The red fox has become the most widely spread member of the order Carnivora, not because of any of its specialist adaptations, but rather the lack of these adaptations (Sillero-Zubiri et al. 2004). Paradoxically, the lack of specialist adaptations has enabled its wide success. Many adaptations found in Vulpes vulpes reflect the variety of prey as well as habitats which the red fox can comply with (see Interactions and Habitat).

Morphological Features

The red fox is a medium-sized canid and the largest of the genus Vulpes. Red foxes have slender and pointed muzzles with white on their upper lip. They have large, pointed and black backed ears. Their pelage (fur) is generally reddish-brown but has many varieties including red, silver, and cross morphs. Cross foxes have reddish brown pelage with a back stripe down the back and a second across the shoulders. Silver foxes range from strong silver to nearly completely black as in the example to the right. Females may have pink-tingled underfur during the breeding season. White markings may be found on the throat and chest. Red foxes have long and slender legs with the lower proportion of the leg being black; possibly splashed with white. Their tails are long, bushy and thick, sometimes with a white tip. The eyes of mature animals are yellow. The fox, like other canids have molar structures emphasizes crushing. Red foxes have tail glands which lie within the dermis and subcutaneous tissue above the root of the tail (Animal Diversity Web 2013). Body weight ranges from 3-14 kg (6.6-30.9 lbs). Body mass is positively related to latitude and varies greatly by region. Red foxes display high sexual dimorphism (distinct size difference between sexes). Where the males are bigger (Sillero-Zubiri et al. 2004).

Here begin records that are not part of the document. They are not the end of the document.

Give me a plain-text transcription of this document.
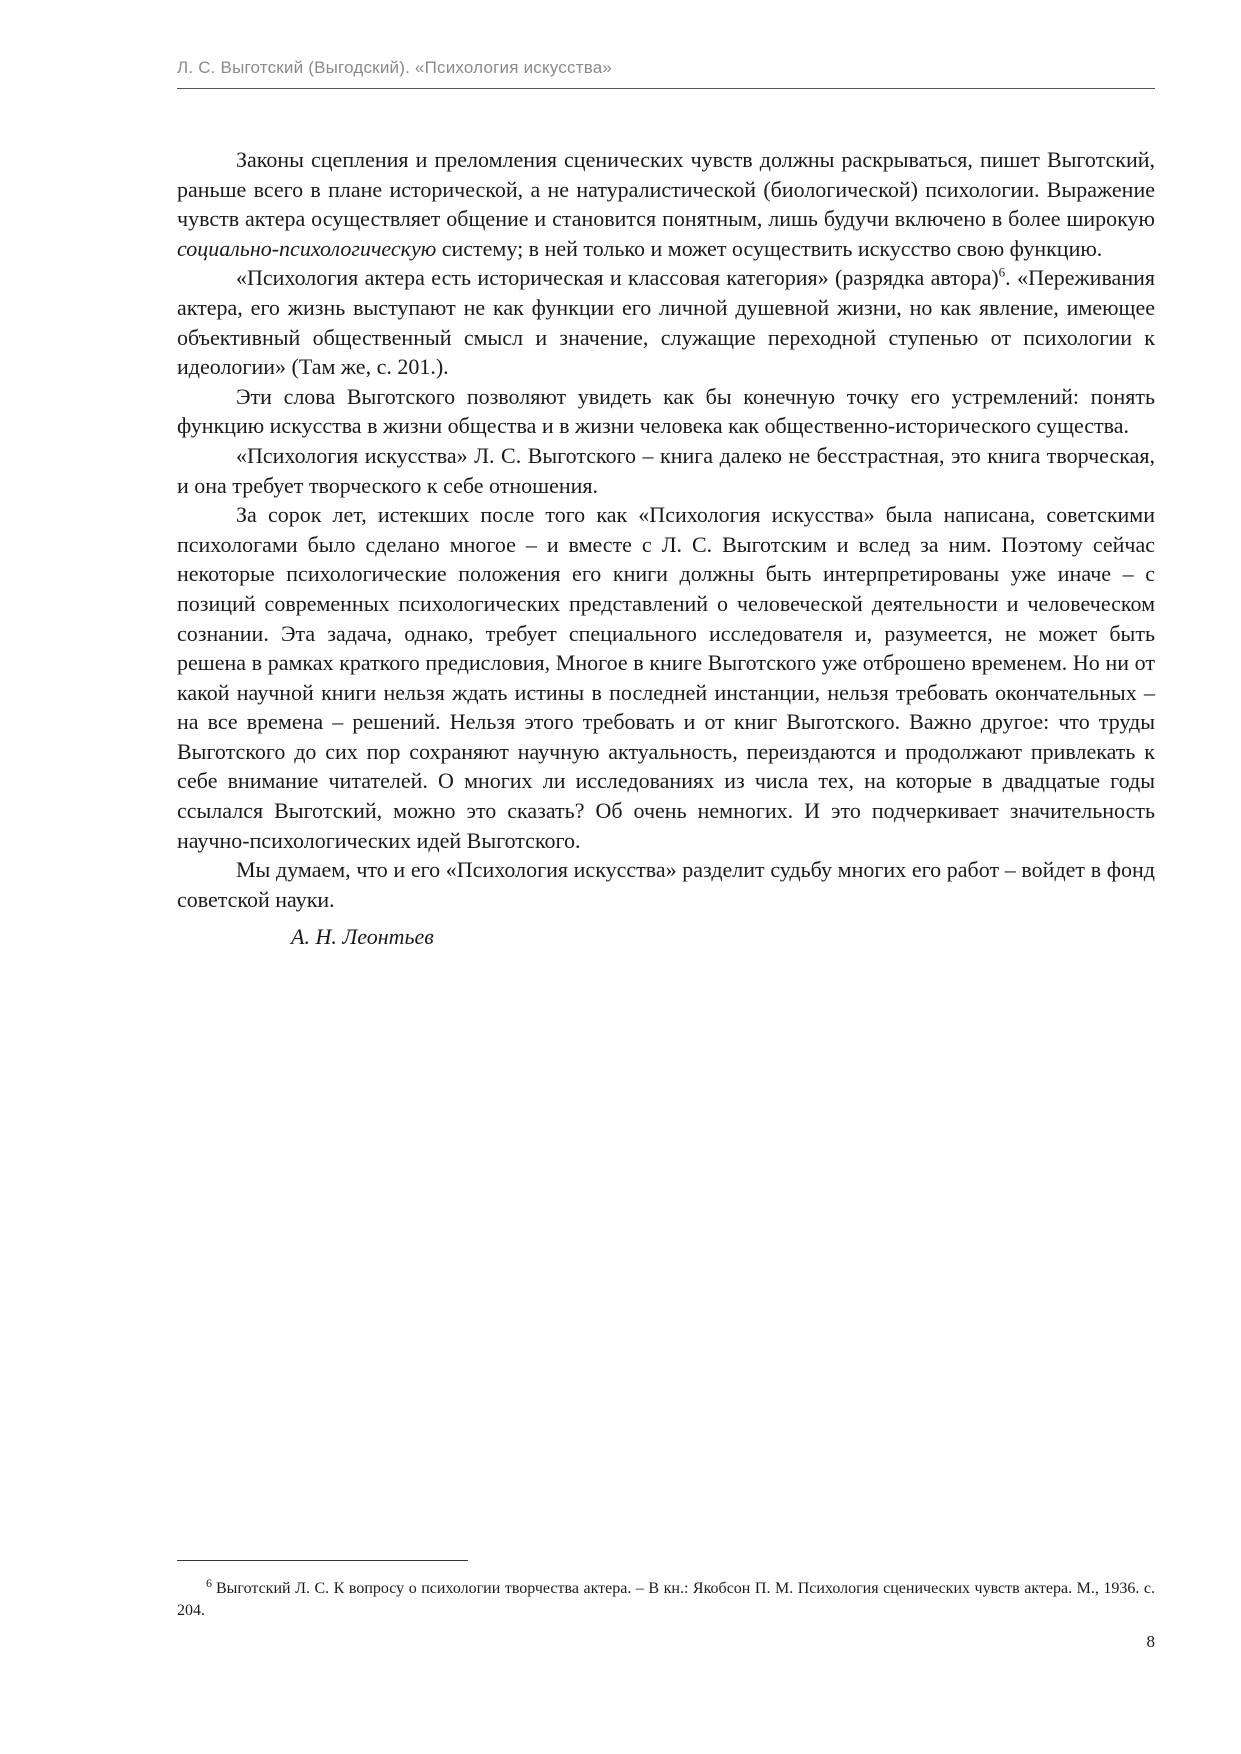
Л. С. Выготский (Выгодский). «Психология искусства»

Законы сцепления и преломления сценических чувств должны раскрываться, пишет Выготский, раньше всего в плане исторической, а не натуралистической (биологической) психологии. Выражение чувств актера осуществляет общение и становится понятным, лишь будучи включено в более широкую социально-психологическую систему; в ней только и может осуществить искусство свою функцию.

«Психология актера есть историческая и классовая категория» (разрядка автора)$^6$. «Переживания актера, его жизнь выступают не как функции его личной душевной жизни, но как явление, имеющее объективный общественный смысл и значение, служащие переходной ступенью от психологии к идеологии» (Там же, с. 201.).

Эти слова Выготского позволяют увидеть как бы конечную точку его устремлений: понять функцию искусства в жизни общества и в жизни человека как общественно-исторического существа.

«Психология искусства» Л. С. Выготского – книга далеко не бесстрастная, это книга творческая, и она требует творческого к себе отношения.

За сорок лет, истекших после того как «Психология искусства» была написана, советскими психологами было сделано многое – и вместе с Л. С. Выготским и вслед за ним. Поэтому сейчас некоторые психологические положения его книги должны быть интерпретированы уже иначе – с позиций современных психологических представлений о человеческой деятельности и человеческом сознании. Эта задача, однако, требует специального исследователя и, разумеется, не может быть решена в рамках краткого предисловия, Многое в книге Выготского уже отброшено временем. Но ни от какой научной книги нельзя ждать истины в последней инстанции, нельзя требовать окончательных – на все времена – решений. Нельзя этого требовать и от книг Выготского. Важно другое: что труды Выготского до сих пор сохраняют научную актуальность, переиздаются и продолжают привлекать к себе внимание читателей. О многих ли исследованиях из числа тех, на которые в двадцатые годы ссылался Выготский, можно это сказать? Об очень немногих. И это подчеркивает значительность научно-психологических идей Выготского.

Мы думаем, что и его «Психология искусства» разделит судьбу многих его работ – войдет в фонд советской науки.

А. Н. Леонтьев

$^6$ Выготский Л. С. К вопросу о психологии творчества актера. – В кн.: Якобсон П. М. Психология сценических чувств актера. М., 1936. с. 204.

8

Some of the most critical adaptations to the red fox’s physiology involve thermoregulation. The same dense, but short fur which was so popular to fur traders is an important surface for thermoregulation. Fur covers one-third of the body’s surface area, particularly the face, dorsal part of head, nose, ears, lower legs and paws. The nose is used for evaporative cooling and most likely forms part of a brain cooling mechanism as described in domestic dogs (Klir and Health 1992). These adaptations allow the red fox to compete to a certain extent with the artic fox in cold environments and simultaneously have the ability to survive in a much warmer habitat.

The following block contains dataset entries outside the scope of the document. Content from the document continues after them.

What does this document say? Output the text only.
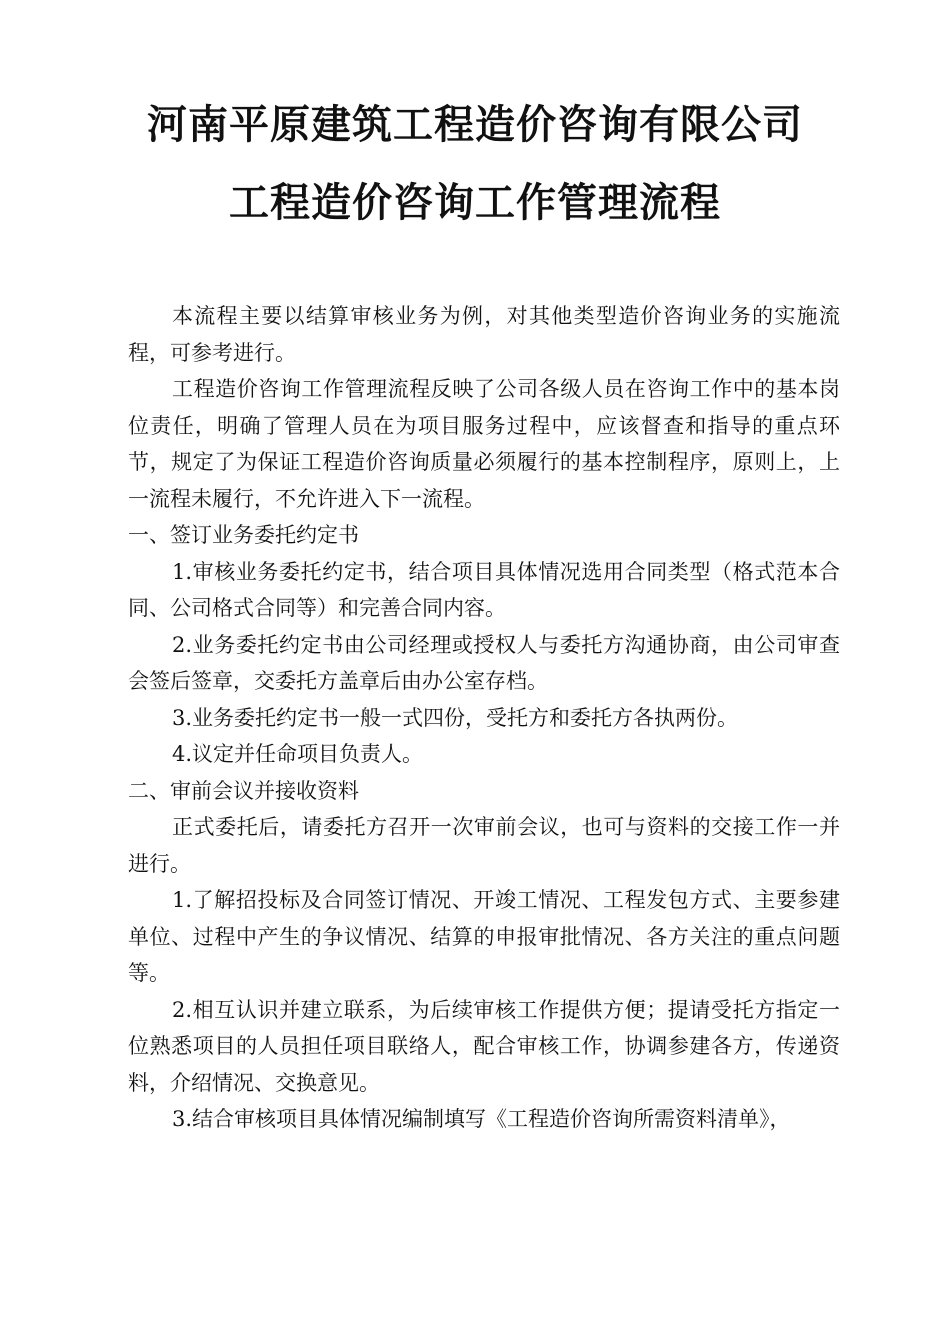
河南平原建筑工程造价咨询有限公司
工程造价咨询工作管理流程

本流程主要以结算审核业务为例，对其他类型造价咨询业务的实施流程，可参考进行。

工程造价咨询工作管理流程反映了公司各级人员在咨询工作中的基本岗位责任，明确了管理人员在为项目服务过程中，应该督查和指导的重点环节，规定了为保证工程造价咨询质量必须履行的基本控制程序，原则上，上一流程未履行，不允许进入下一流程。

一、签订业务委托约定书

1.审核业务委托约定书，结合项目具体情况选用合同类型（格式范本合同、公司格式合同等）和完善合同内容。

2.业务委托约定书由公司经理或授权人与委托方沟通协商，由公司审查会签后签章，交委托方盖章后由办公室存档。

3.业务委托约定书一般一式四份，受托方和委托方各执两份。

4.议定并任命项目负责人。

二、审前会议并接收资料

正式委托后，请委托方召开一次审前会议，也可与资料的交接工作一并进行。

1.了解招投标及合同签订情况、开竣工情况、工程发包方式、主要参建单位、过程中产生的争议情况、结算的申报审批情况、各方关注的重点问题等。

2.相互认识并建立联系，为后续审核工作提供方便；提请受托方指定一位熟悉项目的人员担任项目联络人，配合审核工作，协调参建各方，传递资料，介绍情况、交换意见。

3.结合审核项目具体情况编制填写《工程造价咨询所需资料清单》，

Prey Detection and Capture

Adaptations involving prey detection and capture require fine-tuned senses and swift reflexes. Keeping in mind that the red fox is typically active at dusk (crepuscular) or at night (nocturnal) visual detection can be limited. To detect its prey, the red fox can use a variety of senses, one such being hearing. Red foxes can locate sounds to within one degree at 700-3,000 Hz, and slightly less at higher frequencies. This sense enables initial detection to begin prior to visual detection. A red fox’s eyes have evolved very similarly to cats. Their retinas are dominated by rods which are photoreceptor cells like cones except they do not see color or produce as sharp of images, however they function much better in low-light (Liska 2013). Following detection is capture. The red fox has adapted to pounce on their prey with great precision, by manipulating take-off angle; adjustments can be made to the length of the jump and the force of landing. Their hind legs are relatively longer than other canids which increases propulsive force and consequently makes them more effective predators (Sillero-Zubiri et al. 2004). Following capture, a series of quick bites follow to dispatch prey which is uncharacteristic of wolves or dogs who shake their prey violently. To watch a red fox pouncing and successfully capturing a prey watch this video. In the case of hunting rabbits or other prey where the capture of prey involves pursuit, the red fox is prepared with great endurance allowing it to gallop for several kilometers when hunting and while being pursued. They are able to run at speeds up to 48 km/hr (30 mph), jump fences two meters high (6.5 feet) and swim well (Haltenorth and Roth 1968). The physiology of their senses and their physical size and agility culminate to produce a well suited predator of small rodents and other small prey.

Behavioral Adaptation

Not all adaptations come in the form of physical adaptation; red foxes have developed a behavioral adaptation to the unreliable availability of prey (MacDonald et al. 1994). Caching is a method red foxes use to store food for later. During this process, a shallow hole 5-10 cm deep is dug, a food item (relatively small in size) is deposited, and then the hole is covered and camouflaged (Liska 2013). This behavioral trait is not unique to red foxes, as it can be found in many candids. Scientists have used this behavior to their advantage by planting vaccine-laden baits during rabies-control operations (Macdonald et al. 1994).